Acara dihadiri oleh Kapolsek Sunggal Kompol Yusuf Tarigan SH.MH beserta jajarannya, Camat Medan Sunggal Irfan Abdillah, S.STP., Koramil 0206/MS, Kapten Arm Yani Darma Putra, MUI Medan Sunggal, PC LDII Medan Sunggal ketua Mukti Rahono bersama Sekretaris Suprianto, organisasi kepemudaan, para kepala sekolah beserta siswa dari Perguruan Panca Budi dan SMK Negeri 9 Medan, serta masyarakat dari wilayah hukum Polsek Sunggal yang meliputi Kecamatan Medan Sunggal, Kecamatan Medan Selayang, dan Kecamatan Sunggal Kabupaten Deli Serdang. Kegiatan diawali dengan pembacaan doa, kemudian dilanjutkan dengan arahan dari Kapolrestabes Medan.
Dalam arahannya, Kapolrestabes Medan, Kombes Pol. Jean Calvijn Simanjuntak, S.I.K., M.H., menyampaikan bahwa terdapat tiga titik yang menjadi perhatian terkait potensi tindak kriminalitas, yakni kawasan Jalan Flamboyan, seputaran Manhattan, dan Desa Medan Krio. Beliau mengajak seluruh elemen masyarakat untuk meningkatkan kewaspadaan serta memperkuat kerja sama dengan kepolisian, TNI, pemerintah daerah, lurah, kepala lingkungan, maupun kepala dusun agar setiap potensi gangguan keamanan dapat segera ditangani.
Pada sesi dialog interaktif, Penyuluh Agama Islam KUA Medan Sunggal, Paidi menyampaikan pertanyaan terkait meningkatnya rasa khawatir masyarakat terhadap aksi kriminalitas yang terjadi di tengah kehidupan saat ini. Ia mengungkapkan bahwa kondisi masyarakat telah berubah dibandingkan masa lalu sehingga diperlukan langkah nyata dalam menghadapi situasi tersebut. Paidi, mengatakan, “Kalau dulu ketika keluar rumah kita lebih takut kepada hantu, apalagi saat melewati kuburan.

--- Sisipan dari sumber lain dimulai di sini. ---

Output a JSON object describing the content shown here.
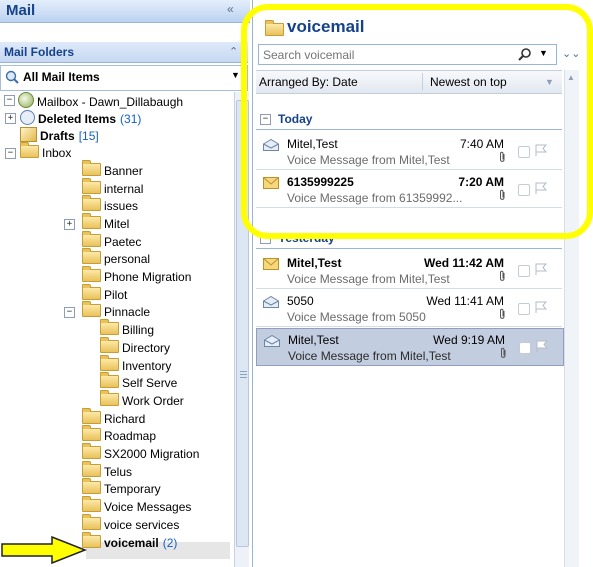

Namun sekarang kondisinya berbeda, masyarakat justru lebih khawatir terhadap tindakan kriminalitas yang dilakukan manusia. Bagaimana sebaiknya sikap masyarakat apabila menghadapi atau menyaksikan tindak kriminalitas di lapangan?”
Menanggapi pertanyaan tersebut, Kapolrestabes Medan menjelaskan bahwa masyarakat harus tetap tenang apabila menghadapi tindak kriminalitas, tidak bertindak sendiri atau main hakim sendiri, serta segera berkoordinasi dengan aparat kepolisian agar penanganan dapat dilakukan secara tepat. Kombes Pol. Jean Calvijn Simanjuntak, S.I.K., M.H., mengatakan, “Apabila terjadi tindak kriminalitas, masyarakat jangan panik, jangan main hakim sendiri, dan segera laporkan kepada pihak kepolisian agar dapat ditangani sesuai prosedur. Kerja sama antara masyarakat dan aparat menjadi kunci terciptanya keamanan bersama.” ujar Jean Calvijn. Atas partisipasi aktifnya dalam dialog, Paidi menerima apresiasi berupa bingkisan dari Kapolrestabes Medan sebagai bentuk penghargaan atas kepeduliannya terhadap keamanan lingkungan.
Kegiatan Curhat Warga menjadi wadah yang efektif untuk mempererat komunikasi antara masyarakat dan aparat penegak hukum. Kehadiran KUA Medan Sunggal melalui Penyuluh Agama Islam menunjukkan komitmen dalam mendukung terciptanya keamanan, ketertiban, dan kerukunan di tengah masyarakat. Sinergi antara kepolisian, pemerintah, tokoh agama, lembaga pendidikan, dan seluruh elemen masyarakat diharapkan mampu mewujudkan lingkungan yang aman, nyaman, serta kondusif bagi seluruh warga.(Paidi).